El proceso comienza, casi siempre, con una necesidad administrativa. Un residente del barrio de A Gándara, en Narón, acaba de adquirir una vivienda de segunda mano. Al intentar aumentar la potencia contratada para soportar los nuevos electrodomésticos, la compañía distribuidora le comunica el requisito: necesita un nuevo Certificado de Instalación Eléctrica (CIE), comúnmente conocido como el «boletín eléctrico». El certificado de la vivienda tiene más de veinte años y la normativa exige su renovación.

Lo que parece un mero trámite burocrático se convierte rápidamente en una cuestión de seguridad. El propietario inicia la búsqueda. Sabe que no cualquier electricista puede firmar este documento. Debe ser un instalador autorizado, una empresa dada de alta en el registro industrial de la Xunta de Galicia.

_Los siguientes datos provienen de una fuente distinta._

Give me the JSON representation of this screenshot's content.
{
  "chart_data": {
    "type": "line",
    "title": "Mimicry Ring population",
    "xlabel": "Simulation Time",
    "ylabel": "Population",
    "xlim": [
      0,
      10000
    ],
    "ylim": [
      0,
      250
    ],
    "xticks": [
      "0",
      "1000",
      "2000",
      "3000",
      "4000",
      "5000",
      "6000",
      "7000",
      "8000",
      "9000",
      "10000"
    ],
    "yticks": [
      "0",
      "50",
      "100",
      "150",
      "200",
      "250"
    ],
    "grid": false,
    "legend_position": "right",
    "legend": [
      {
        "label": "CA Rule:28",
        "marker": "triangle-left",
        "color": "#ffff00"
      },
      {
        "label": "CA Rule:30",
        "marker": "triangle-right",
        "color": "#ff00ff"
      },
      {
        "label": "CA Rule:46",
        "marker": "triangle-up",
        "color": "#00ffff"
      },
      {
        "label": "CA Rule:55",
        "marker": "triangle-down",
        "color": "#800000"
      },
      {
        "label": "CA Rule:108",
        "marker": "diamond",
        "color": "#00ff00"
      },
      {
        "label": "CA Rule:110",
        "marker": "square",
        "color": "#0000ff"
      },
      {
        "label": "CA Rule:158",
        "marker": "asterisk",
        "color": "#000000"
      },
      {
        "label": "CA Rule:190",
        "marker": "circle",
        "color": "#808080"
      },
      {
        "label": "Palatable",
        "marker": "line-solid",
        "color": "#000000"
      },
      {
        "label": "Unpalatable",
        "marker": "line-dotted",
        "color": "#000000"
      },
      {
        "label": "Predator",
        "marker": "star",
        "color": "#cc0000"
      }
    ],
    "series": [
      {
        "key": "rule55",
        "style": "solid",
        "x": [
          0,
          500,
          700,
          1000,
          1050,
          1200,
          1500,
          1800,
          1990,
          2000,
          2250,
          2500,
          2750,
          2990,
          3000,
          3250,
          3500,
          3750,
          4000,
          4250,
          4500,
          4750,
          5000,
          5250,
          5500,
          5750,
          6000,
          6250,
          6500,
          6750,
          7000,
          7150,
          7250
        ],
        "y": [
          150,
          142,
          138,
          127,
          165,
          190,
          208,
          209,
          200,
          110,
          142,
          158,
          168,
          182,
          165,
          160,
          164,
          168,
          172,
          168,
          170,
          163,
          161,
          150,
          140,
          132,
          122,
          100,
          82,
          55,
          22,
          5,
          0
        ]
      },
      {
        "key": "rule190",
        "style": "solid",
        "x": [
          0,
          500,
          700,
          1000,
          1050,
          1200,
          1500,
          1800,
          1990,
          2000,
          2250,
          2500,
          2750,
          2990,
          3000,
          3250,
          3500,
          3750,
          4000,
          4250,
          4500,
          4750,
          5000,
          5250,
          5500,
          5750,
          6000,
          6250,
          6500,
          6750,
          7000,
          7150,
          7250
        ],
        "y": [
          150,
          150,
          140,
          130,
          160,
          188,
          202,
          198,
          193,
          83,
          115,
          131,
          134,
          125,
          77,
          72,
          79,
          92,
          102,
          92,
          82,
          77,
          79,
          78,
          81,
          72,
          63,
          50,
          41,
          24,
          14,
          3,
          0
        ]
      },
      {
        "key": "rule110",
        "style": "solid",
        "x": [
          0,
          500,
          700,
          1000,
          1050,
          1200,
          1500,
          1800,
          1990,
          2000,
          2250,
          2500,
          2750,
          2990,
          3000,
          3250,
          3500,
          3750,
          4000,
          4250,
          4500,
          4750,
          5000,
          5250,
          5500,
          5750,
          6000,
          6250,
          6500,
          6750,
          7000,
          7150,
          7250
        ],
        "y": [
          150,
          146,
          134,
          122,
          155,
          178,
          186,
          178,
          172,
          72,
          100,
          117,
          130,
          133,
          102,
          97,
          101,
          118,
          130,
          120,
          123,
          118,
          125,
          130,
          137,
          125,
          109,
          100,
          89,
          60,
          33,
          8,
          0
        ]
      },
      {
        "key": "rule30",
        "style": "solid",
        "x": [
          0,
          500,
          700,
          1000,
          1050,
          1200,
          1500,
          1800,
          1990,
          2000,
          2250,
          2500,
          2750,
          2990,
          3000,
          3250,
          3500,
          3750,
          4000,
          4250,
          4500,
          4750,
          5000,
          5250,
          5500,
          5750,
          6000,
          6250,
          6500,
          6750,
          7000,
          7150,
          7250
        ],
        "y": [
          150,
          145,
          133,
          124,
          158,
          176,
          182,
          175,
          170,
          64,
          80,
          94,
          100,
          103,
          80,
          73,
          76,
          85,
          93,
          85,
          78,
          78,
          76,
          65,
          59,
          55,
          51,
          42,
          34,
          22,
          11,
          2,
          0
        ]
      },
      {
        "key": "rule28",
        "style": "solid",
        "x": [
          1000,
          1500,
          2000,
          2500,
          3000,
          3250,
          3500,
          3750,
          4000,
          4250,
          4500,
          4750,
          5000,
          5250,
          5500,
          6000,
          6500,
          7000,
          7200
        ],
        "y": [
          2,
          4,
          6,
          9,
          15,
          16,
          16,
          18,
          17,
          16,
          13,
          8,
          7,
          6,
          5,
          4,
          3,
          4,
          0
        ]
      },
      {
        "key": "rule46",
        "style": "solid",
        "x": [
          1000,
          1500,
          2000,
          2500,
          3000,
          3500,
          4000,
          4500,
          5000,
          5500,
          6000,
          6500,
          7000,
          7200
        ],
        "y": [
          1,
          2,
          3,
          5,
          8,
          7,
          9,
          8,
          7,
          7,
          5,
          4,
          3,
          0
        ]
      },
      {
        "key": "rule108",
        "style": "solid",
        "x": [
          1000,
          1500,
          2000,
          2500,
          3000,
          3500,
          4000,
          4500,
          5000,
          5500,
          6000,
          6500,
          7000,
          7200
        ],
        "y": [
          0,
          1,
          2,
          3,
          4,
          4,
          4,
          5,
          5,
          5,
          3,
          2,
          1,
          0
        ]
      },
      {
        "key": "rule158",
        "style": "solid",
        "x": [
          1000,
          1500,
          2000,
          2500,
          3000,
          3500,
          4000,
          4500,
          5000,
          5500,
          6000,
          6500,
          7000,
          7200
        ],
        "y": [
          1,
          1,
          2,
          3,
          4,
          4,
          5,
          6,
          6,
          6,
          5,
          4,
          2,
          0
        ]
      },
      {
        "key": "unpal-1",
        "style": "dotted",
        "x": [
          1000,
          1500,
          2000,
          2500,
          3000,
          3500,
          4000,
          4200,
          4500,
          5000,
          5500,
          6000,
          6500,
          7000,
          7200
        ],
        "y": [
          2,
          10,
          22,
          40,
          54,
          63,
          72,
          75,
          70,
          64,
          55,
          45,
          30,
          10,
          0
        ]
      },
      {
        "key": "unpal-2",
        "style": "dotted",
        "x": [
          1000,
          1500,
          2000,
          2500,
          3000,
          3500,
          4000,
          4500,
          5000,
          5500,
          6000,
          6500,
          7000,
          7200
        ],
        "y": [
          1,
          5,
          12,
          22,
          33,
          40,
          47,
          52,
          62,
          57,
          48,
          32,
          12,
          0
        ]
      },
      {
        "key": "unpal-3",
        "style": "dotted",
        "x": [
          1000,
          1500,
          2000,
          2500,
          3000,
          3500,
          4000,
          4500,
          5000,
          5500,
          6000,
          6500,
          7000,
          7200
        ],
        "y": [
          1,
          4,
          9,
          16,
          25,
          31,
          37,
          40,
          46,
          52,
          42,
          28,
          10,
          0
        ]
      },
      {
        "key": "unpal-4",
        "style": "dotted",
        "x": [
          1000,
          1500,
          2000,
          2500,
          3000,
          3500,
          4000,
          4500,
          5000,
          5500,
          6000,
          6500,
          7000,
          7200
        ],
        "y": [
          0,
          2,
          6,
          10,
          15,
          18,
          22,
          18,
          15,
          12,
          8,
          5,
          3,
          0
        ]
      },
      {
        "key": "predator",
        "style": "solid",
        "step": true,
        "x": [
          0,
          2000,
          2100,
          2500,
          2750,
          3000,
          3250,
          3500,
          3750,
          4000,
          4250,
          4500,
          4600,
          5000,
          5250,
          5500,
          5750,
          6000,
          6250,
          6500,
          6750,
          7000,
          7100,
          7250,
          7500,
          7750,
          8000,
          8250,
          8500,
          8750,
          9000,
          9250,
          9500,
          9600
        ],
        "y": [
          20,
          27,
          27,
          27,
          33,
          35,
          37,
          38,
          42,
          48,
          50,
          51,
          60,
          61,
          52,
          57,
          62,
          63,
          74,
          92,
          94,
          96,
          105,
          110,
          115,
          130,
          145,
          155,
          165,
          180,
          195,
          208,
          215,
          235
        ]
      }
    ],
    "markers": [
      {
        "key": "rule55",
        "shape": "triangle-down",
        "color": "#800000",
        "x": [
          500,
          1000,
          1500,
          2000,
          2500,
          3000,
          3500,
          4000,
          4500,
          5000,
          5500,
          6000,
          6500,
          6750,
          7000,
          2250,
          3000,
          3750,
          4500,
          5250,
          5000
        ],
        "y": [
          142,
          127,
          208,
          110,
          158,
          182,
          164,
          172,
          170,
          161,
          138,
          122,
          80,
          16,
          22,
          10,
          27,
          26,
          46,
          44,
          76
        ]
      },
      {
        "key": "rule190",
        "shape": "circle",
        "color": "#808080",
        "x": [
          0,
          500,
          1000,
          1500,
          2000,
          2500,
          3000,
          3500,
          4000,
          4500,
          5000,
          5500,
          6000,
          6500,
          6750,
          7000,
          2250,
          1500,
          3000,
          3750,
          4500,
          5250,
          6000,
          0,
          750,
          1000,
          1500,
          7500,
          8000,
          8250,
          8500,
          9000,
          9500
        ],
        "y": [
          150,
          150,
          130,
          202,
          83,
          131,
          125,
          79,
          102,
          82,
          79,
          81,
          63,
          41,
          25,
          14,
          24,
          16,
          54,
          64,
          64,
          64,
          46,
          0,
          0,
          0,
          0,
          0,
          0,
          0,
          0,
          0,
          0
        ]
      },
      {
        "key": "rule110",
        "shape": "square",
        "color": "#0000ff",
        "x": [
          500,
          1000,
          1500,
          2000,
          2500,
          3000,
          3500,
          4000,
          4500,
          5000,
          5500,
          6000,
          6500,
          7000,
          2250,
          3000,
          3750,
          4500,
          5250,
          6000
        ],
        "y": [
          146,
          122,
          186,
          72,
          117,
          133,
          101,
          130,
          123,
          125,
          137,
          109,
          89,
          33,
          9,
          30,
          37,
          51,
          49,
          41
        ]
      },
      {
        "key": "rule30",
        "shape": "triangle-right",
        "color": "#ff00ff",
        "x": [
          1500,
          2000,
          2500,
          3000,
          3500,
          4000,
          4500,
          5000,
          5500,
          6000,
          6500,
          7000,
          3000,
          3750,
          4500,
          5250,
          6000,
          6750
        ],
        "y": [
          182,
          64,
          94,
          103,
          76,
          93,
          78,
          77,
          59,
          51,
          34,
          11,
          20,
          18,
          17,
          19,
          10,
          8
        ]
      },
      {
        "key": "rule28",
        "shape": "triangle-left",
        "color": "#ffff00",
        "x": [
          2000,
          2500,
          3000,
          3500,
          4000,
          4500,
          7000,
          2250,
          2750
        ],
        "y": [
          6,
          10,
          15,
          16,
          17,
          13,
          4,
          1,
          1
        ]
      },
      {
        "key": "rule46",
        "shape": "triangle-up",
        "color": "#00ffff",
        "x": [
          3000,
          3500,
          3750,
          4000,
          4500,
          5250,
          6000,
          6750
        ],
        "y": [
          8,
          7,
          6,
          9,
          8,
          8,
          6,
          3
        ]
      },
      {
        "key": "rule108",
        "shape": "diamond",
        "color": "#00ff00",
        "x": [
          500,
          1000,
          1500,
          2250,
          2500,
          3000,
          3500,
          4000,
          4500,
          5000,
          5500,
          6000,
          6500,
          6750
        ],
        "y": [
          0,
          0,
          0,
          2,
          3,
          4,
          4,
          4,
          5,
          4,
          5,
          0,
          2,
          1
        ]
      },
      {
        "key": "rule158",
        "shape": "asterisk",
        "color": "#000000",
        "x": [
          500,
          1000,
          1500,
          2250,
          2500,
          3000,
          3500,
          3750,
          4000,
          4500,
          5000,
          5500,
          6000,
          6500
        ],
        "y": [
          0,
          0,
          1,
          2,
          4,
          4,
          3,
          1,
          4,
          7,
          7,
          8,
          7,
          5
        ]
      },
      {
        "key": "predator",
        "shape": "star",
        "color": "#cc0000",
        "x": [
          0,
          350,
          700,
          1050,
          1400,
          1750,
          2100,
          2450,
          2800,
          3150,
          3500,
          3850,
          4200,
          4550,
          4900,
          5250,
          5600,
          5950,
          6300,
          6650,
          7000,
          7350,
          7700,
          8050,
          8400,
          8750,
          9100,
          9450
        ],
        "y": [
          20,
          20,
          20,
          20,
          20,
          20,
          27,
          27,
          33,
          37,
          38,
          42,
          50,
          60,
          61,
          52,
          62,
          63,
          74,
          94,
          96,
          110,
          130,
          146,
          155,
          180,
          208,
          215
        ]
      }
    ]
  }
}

Contacta con varios profesionales de la comarca de Ferrolterra. El primer técnico que visita la vivienda, ubicada en uno de los muchos edificios construidos en el boom de los años ochenta en Narón, es directo tras inspeccionar el cuadro general. La instalación es funcional, pero no cumple con el Reglamento Electrotécnico de Baja Tensión (REBT) vigente. Faltan circuitos separados, el diferencial no es el adecuado y la toma de tierra presenta deficiencias.

El propietario asume que no se trata solo de «conseguir un papel». El boletín eléctrico en Narón no se compra; se obtiene tras una adecuación. El electricista presenta un presupuesto para modernizar el cuadro, separar las líneas de iluminación y fuerza, y garantizar la seguridad de la cocina y los baños.

Durante un par de días, la vivienda se llena de cables y tubos corrugados. Es una obra menor, pero esencial. El instalador trabaja con meticulosidad, consciente de que su firma en el futuro certificado conlleva una responsabilidad legal sobre la seguridad de esa instalación.

Una vez finalizada la adaptación, el técnico realiza las mediciones finales. Comprueba la resistencia de la toma de tierra y el correcto funcionamiento de los diferenciales. Con todo en regla, procede a generar el CIE. Ya no es un documento físico en papel timbrado; ahora es un trámite telemático. El instalador lo registra en la plataforma de la Consellería de Industria, generando un código que el propietario puede facilitar a la distribuidora.

Para el residente en Narón, el coste ha sido mayor al esperado, pero el resultado es tangible. El boletín eléctrico no era el fin, sino la consecuencia de garantizar que su hogar es seguro. Con el certificado registrado, la compañía eléctrica autoriza el aumento de potencia en menos de 24 horas.